What endures most usefully is the HRS itself and the basic pharmacokinetic and dosing parameters. The 0.3–0.4 mg/kg intravenous dose range established in Albuquerque remains the reference standard for contemporary human DMT studies — including the Imperial College and University of Michigan programmes now exploring extended-state DMT infusion. The six-cluster phenomenological model, while debatable in its granularity, gave researchers a shared descriptive framework where none had existed. One can quarrel with the categories and still acknowledge their utility.

What Current Research Still Wrestles With

Several open questions trace directly back to gaps or ambiguities in the Strassman data. The absence of acute tolerance remains incompletely explained at the receptor level; sigma-1 receptor involvement, 5-HT2A receptor trafficking dynamics, and trace amine-associated receptor (TAAR) contributions have all been proposed, none conclusively. The phenomenological consistency of entity encounters across subjects — Strassman reported that roughly half of volunteers at the 0.4 mg/kg dose described contact with seemingly autonomous beings — raises questions about the neural correlates of "perceived presence" that current neuroimaging protocols are only beginning to address.

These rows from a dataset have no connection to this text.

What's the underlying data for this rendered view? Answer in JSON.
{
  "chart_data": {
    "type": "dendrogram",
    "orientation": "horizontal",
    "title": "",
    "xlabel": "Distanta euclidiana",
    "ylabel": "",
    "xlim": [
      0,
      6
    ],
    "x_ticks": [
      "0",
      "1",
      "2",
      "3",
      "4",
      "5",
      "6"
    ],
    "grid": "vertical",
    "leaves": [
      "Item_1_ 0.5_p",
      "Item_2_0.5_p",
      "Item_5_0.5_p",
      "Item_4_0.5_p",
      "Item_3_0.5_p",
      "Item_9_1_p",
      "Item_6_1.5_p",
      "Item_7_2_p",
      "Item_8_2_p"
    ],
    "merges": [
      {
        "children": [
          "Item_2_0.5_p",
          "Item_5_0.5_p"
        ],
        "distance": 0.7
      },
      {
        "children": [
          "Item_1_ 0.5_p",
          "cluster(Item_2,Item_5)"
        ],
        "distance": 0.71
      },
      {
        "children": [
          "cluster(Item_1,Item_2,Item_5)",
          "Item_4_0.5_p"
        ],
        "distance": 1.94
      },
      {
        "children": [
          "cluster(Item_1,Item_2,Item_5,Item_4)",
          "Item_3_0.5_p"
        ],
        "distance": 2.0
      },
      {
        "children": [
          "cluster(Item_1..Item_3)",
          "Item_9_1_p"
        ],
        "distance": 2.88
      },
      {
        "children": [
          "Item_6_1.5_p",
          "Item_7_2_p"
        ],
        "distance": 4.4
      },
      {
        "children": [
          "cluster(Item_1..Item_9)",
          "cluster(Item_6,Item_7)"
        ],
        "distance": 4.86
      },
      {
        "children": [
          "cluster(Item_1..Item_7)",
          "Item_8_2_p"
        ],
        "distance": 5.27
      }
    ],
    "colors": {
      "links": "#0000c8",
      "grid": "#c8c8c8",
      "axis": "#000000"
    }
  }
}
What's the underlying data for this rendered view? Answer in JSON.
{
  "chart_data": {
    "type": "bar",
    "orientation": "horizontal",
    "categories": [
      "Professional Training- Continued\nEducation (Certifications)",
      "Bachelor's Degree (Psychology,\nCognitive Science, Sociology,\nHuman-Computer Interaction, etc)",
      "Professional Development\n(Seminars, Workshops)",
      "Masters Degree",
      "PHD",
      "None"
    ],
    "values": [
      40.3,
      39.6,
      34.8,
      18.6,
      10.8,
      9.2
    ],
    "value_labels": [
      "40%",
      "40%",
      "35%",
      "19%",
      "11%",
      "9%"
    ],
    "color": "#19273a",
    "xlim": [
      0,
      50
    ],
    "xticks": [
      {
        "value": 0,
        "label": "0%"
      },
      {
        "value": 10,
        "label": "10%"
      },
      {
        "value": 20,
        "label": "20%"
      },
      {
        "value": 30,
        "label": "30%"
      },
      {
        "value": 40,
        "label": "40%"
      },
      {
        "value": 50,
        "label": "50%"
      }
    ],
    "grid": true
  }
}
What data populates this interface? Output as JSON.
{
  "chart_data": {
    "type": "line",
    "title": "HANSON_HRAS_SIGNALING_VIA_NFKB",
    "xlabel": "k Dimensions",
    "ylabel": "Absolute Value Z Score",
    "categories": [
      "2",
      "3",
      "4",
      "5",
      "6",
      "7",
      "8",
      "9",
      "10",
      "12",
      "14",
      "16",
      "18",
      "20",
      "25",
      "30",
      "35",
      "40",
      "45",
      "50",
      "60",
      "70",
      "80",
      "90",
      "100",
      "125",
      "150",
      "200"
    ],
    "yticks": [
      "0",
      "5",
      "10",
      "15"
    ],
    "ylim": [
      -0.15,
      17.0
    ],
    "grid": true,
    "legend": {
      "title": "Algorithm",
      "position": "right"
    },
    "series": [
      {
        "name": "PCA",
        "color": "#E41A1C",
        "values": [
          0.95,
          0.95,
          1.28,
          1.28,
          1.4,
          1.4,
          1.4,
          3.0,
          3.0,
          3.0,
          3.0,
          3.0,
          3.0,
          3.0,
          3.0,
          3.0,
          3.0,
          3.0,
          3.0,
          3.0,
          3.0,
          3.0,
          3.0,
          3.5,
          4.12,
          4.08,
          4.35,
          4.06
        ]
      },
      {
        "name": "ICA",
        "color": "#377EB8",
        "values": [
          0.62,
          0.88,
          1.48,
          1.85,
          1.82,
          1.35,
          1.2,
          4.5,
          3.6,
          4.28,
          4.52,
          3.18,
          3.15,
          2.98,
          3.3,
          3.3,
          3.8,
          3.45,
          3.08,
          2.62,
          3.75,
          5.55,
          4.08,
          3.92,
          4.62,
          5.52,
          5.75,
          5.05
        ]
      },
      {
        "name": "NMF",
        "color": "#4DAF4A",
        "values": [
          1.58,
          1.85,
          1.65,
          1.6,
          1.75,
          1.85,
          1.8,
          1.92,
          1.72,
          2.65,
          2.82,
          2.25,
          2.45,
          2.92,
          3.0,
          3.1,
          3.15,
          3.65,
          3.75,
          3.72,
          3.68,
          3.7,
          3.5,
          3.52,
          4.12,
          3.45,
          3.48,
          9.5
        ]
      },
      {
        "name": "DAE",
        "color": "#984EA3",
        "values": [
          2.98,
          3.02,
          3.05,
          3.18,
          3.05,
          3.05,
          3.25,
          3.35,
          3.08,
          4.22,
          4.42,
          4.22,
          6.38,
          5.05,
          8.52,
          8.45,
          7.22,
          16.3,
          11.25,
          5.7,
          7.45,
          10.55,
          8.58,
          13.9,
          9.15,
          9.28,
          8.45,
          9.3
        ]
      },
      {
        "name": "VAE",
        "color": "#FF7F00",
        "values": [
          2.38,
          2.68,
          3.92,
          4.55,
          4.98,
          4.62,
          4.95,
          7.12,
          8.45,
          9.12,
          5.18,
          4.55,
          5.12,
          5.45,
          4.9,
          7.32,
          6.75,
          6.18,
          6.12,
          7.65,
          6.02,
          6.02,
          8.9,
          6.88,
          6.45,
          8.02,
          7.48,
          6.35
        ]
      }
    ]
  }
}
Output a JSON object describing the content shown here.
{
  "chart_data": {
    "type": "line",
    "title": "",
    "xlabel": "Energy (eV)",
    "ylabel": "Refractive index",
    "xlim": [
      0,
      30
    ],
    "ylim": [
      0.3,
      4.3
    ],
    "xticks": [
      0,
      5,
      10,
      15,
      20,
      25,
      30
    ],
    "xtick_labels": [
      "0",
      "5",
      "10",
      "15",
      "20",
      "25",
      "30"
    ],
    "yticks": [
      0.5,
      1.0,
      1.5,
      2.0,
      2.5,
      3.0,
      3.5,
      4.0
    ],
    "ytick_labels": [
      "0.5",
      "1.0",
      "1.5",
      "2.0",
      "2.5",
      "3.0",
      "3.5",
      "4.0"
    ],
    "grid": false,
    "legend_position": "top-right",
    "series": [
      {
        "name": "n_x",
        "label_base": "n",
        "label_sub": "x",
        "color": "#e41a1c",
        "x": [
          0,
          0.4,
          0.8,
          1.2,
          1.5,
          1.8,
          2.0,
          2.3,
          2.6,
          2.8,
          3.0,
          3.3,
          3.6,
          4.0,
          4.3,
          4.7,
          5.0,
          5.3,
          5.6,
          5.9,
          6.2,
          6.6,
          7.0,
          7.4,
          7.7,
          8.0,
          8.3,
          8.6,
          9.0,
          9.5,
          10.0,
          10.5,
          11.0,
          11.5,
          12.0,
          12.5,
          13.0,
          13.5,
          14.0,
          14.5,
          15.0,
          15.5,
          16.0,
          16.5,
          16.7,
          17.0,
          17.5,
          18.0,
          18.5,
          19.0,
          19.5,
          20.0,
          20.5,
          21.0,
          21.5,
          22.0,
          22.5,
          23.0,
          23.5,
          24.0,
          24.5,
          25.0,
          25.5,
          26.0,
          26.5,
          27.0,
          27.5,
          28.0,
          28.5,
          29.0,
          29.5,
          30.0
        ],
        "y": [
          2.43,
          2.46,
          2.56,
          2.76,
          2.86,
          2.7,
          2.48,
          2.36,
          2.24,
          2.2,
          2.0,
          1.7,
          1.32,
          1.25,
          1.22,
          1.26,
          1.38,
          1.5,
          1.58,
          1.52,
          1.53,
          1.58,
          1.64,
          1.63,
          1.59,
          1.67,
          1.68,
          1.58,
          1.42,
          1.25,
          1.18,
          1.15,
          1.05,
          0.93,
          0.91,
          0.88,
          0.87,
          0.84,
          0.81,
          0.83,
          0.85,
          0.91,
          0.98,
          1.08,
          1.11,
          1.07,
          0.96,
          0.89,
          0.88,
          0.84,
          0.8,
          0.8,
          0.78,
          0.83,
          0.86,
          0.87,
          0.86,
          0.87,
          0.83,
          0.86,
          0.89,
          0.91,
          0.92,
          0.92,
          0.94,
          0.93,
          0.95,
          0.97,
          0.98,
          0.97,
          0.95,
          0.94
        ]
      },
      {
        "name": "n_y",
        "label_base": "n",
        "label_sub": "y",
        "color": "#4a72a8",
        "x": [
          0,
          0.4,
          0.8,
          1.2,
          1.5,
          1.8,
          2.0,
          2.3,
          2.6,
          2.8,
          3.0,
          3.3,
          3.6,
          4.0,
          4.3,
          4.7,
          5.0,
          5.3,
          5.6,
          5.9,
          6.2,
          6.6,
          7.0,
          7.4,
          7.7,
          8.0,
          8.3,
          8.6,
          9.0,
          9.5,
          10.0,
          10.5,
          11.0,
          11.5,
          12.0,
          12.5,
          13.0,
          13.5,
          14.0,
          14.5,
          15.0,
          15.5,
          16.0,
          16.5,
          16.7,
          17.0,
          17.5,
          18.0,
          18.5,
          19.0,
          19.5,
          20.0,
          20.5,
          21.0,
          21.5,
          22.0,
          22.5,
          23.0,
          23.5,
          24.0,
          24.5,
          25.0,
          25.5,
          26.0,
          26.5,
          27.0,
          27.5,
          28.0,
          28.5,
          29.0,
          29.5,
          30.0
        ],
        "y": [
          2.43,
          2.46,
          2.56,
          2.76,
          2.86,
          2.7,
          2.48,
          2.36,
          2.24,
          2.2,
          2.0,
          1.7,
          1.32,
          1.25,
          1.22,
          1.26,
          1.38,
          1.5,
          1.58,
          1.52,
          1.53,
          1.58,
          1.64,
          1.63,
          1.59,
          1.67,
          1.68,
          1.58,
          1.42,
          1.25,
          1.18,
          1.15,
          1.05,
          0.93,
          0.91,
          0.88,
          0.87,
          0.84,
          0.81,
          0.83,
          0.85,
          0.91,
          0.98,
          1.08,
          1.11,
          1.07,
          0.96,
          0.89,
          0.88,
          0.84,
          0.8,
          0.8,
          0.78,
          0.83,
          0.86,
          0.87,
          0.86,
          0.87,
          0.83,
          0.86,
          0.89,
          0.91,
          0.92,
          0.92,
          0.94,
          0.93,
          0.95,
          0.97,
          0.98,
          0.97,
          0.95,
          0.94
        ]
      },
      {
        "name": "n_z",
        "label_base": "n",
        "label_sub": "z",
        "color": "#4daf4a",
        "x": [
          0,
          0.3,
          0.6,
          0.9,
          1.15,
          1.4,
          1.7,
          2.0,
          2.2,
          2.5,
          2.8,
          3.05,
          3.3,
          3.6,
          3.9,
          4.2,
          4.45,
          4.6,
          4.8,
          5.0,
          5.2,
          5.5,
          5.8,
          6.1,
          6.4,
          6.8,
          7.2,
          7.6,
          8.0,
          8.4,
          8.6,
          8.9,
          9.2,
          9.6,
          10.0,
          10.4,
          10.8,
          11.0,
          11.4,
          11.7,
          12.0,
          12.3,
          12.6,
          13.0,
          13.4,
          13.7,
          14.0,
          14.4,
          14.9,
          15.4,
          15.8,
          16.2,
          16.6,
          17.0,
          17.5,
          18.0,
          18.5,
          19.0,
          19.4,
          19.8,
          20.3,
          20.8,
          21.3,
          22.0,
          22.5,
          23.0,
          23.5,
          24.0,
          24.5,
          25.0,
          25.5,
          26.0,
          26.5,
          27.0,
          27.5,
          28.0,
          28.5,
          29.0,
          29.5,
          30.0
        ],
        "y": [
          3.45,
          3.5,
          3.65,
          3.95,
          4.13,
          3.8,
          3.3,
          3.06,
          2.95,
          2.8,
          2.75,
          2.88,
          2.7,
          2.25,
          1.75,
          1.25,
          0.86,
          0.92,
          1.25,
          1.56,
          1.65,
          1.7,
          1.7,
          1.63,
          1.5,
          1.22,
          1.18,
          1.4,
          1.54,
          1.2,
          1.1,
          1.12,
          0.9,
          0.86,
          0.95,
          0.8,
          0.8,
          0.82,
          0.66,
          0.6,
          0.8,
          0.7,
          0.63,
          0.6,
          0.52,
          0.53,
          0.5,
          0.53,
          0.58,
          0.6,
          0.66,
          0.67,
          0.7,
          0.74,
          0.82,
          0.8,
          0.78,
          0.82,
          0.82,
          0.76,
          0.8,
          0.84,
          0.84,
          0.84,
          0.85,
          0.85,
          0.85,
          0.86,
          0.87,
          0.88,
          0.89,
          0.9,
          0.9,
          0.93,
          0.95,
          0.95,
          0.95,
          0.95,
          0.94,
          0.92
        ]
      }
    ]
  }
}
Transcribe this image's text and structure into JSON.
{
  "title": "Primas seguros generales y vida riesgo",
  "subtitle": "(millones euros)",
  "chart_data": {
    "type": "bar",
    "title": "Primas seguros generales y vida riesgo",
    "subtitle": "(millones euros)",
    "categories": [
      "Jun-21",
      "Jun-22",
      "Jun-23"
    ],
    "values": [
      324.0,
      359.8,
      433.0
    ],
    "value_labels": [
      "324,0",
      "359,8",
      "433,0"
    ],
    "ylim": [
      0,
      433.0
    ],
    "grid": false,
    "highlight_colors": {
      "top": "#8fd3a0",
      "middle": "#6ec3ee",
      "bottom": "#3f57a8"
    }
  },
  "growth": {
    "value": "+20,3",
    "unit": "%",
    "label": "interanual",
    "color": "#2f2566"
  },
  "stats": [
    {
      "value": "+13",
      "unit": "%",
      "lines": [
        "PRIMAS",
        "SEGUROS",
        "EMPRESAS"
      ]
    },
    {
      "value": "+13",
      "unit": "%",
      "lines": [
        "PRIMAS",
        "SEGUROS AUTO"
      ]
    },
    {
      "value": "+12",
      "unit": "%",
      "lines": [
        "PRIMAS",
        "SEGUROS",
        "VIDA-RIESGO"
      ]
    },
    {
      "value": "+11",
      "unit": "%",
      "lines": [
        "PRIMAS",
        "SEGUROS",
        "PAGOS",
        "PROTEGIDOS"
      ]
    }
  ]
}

And the basic safety pharmacology, while reassuring within the studied population of healthy, experienced volunteers, tells us rather less than we need to know about cardiovascular risk in the broader populations now being considered for therapeutic trials.

The Strassman protocol was, in essence, a careful first pass: proof that the compound could be studied rigorously in humans, that dose-response relationships were orderly, and that the phenomenology, however extraordinary, submitted to systematic description. That it was also the last pass for nearly two decades says more about the regulatory and cultural environment than about any scientific deficiency in the work itself.

Marginalia

The most cited finding from Strassman's programme — the entity encounter — was never the primary endpoint. It emerged as a recurrent qualitative theme, was reported with appropriate caution, and then took on a life of its own. There is a lesson here about which findings survive contact with the public, and it has little to do with p-values.